The LRPIM is a meshless method that uses a local weak form formulation and it has been used to model contaminant movement in an unconfined aquifer in this study. In LRPIM models, the Dirichlet boundary conditions are easily applied because the method satisfies the Kronecker delta property and the state variables are approximated with a multiquadratic radial basis function. Further, the Neumann boundary conditions are effectively managed, as LRPIM is a weak form formulation. The solution obtained using the meshless LRPIM for the coupled groundwater flow and solute transport model was verified with the analytical solutions of benchmark problems. It is found that the meshless LRPIM solution is not significantly affected by time-step size for the 1D problem considered in the study. The purely diffusion transport and advection-dispersion transport problems were also simulated with LRPIM. In addition, the coupled model is used to simulate flow and transport in an unconfined aquifer contaminated by chloride in a large heterogeneous field problem. The model is used to predict the migration of contaminant plumes. The meshless LRPIM results were compared to those of MT3DMS and found to be in good agreement. The results show that meshless LRPIM technique can be used to solve large-scale groundwater flow and solute transport problems with irregular and complex domains.

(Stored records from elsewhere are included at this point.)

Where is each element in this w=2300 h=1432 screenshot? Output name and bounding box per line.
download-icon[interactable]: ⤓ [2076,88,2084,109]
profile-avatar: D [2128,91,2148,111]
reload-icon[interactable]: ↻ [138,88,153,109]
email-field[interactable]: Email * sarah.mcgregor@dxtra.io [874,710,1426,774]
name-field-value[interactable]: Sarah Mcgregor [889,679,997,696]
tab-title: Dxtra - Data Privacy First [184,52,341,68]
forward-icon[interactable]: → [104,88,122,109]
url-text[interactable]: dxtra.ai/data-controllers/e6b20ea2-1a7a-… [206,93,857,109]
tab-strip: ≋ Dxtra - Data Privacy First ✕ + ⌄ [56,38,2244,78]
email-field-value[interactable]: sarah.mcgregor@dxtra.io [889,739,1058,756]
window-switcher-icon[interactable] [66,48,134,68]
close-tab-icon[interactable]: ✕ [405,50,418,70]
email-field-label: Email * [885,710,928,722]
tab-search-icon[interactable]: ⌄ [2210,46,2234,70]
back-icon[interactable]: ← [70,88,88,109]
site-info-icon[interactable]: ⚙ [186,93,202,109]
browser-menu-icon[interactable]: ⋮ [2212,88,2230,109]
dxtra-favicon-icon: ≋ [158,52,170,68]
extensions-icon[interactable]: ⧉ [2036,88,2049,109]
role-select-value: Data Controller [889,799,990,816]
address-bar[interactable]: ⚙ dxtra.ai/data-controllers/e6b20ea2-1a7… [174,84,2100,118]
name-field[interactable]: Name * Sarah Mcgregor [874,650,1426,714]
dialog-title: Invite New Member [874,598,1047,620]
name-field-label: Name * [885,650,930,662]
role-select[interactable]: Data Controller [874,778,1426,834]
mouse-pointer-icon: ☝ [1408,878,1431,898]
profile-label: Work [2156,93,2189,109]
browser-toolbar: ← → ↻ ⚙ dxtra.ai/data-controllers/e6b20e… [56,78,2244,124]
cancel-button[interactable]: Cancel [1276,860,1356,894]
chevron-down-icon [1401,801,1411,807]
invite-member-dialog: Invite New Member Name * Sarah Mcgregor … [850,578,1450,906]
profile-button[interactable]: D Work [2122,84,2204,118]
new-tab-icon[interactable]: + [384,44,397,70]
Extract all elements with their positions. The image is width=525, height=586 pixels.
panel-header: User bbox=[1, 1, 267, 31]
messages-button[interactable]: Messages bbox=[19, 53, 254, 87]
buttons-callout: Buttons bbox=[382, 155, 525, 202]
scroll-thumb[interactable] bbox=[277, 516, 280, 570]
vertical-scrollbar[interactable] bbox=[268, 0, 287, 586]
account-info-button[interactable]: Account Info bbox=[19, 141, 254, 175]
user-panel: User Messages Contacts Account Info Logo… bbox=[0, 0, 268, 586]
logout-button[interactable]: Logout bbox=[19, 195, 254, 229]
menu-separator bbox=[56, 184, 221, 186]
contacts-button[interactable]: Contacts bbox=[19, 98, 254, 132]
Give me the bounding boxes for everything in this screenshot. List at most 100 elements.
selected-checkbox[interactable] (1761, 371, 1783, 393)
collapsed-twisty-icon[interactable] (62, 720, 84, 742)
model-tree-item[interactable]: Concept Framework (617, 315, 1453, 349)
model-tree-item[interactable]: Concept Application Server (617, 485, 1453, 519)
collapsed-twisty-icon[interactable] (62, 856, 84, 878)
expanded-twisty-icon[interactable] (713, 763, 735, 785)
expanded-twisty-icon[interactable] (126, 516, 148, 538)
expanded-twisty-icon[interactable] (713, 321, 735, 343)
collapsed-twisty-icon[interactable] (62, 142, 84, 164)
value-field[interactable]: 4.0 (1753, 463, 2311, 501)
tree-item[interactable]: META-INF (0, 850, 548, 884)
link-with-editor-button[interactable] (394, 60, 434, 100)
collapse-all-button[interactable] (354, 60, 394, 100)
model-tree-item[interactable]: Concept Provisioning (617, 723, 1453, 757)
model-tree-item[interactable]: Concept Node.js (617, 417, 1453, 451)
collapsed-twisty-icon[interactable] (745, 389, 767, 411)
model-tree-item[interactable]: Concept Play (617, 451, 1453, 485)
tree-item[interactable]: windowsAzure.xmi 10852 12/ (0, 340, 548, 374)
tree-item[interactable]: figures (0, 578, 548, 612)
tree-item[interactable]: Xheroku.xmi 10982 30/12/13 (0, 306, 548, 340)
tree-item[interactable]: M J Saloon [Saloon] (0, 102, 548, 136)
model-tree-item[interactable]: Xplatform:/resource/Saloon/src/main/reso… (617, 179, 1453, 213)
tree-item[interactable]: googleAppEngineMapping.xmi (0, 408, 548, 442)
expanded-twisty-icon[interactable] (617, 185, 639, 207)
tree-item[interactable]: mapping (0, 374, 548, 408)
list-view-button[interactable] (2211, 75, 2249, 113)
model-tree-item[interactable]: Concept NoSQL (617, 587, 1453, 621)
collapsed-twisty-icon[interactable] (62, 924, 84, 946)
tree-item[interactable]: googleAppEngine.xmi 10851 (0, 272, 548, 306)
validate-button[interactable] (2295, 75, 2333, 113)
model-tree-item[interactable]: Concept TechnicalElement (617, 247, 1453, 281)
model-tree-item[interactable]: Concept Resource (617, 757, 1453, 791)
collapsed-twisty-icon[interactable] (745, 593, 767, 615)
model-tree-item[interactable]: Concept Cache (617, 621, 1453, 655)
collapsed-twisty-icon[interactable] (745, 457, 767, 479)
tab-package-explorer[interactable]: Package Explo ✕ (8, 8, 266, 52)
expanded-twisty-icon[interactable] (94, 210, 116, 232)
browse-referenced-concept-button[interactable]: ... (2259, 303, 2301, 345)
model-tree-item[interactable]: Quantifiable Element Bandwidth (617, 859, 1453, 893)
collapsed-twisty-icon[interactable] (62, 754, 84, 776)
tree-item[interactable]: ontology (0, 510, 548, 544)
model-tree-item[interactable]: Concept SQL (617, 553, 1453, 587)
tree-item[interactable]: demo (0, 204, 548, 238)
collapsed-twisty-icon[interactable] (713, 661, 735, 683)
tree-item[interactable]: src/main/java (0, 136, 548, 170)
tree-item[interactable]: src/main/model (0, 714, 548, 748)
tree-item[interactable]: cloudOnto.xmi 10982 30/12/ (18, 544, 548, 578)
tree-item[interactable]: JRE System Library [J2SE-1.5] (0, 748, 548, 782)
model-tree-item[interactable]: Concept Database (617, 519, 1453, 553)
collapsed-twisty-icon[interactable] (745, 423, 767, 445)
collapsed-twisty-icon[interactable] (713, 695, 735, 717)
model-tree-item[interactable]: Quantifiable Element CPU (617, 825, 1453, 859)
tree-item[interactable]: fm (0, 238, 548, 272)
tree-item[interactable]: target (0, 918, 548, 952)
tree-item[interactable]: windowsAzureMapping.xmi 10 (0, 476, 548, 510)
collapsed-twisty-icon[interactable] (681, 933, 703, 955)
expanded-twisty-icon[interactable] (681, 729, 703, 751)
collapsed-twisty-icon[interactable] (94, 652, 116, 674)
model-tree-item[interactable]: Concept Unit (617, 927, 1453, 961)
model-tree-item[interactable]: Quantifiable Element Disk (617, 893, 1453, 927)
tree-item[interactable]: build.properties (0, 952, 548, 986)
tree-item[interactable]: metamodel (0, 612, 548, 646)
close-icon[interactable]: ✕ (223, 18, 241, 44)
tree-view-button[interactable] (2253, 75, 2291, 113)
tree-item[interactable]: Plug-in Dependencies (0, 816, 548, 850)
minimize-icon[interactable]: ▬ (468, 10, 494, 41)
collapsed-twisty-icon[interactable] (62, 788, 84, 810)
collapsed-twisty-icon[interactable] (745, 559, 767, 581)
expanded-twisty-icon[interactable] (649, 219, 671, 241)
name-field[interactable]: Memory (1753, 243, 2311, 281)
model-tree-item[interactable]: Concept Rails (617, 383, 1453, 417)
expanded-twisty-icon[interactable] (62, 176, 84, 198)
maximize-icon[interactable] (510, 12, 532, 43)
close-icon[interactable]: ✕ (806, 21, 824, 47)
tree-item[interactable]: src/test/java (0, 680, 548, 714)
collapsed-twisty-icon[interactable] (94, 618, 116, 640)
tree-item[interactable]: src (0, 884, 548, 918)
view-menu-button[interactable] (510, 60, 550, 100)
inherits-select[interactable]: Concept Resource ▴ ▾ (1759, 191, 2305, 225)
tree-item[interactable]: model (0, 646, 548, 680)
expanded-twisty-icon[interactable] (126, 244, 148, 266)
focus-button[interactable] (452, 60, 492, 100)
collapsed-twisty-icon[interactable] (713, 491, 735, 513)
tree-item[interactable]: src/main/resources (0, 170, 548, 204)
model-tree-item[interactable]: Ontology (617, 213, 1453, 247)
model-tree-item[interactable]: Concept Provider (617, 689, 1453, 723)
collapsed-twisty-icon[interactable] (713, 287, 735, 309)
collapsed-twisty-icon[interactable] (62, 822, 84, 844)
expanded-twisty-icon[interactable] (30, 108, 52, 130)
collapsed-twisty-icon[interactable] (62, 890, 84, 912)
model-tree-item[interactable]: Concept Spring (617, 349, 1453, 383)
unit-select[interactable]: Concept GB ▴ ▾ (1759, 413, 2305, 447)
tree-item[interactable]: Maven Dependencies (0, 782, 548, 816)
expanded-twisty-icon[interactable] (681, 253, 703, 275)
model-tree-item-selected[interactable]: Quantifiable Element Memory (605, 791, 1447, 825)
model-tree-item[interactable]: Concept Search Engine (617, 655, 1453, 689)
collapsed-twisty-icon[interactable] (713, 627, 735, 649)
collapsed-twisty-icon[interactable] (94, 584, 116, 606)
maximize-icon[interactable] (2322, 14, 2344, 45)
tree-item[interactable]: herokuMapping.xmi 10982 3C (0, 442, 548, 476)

In contrast to FDM and FEM, where complete remeshing is required with changes in domain features such as the introduction of any wells, changes in boundary or various features can be readily incorporated by adding or removing field nodes in meshless LRPIM models. Meshless methods also avoid and save time involved in the remeshing process of adaptive analysis. The developed model can be effectively used in field-level aquifer management and remediation problems.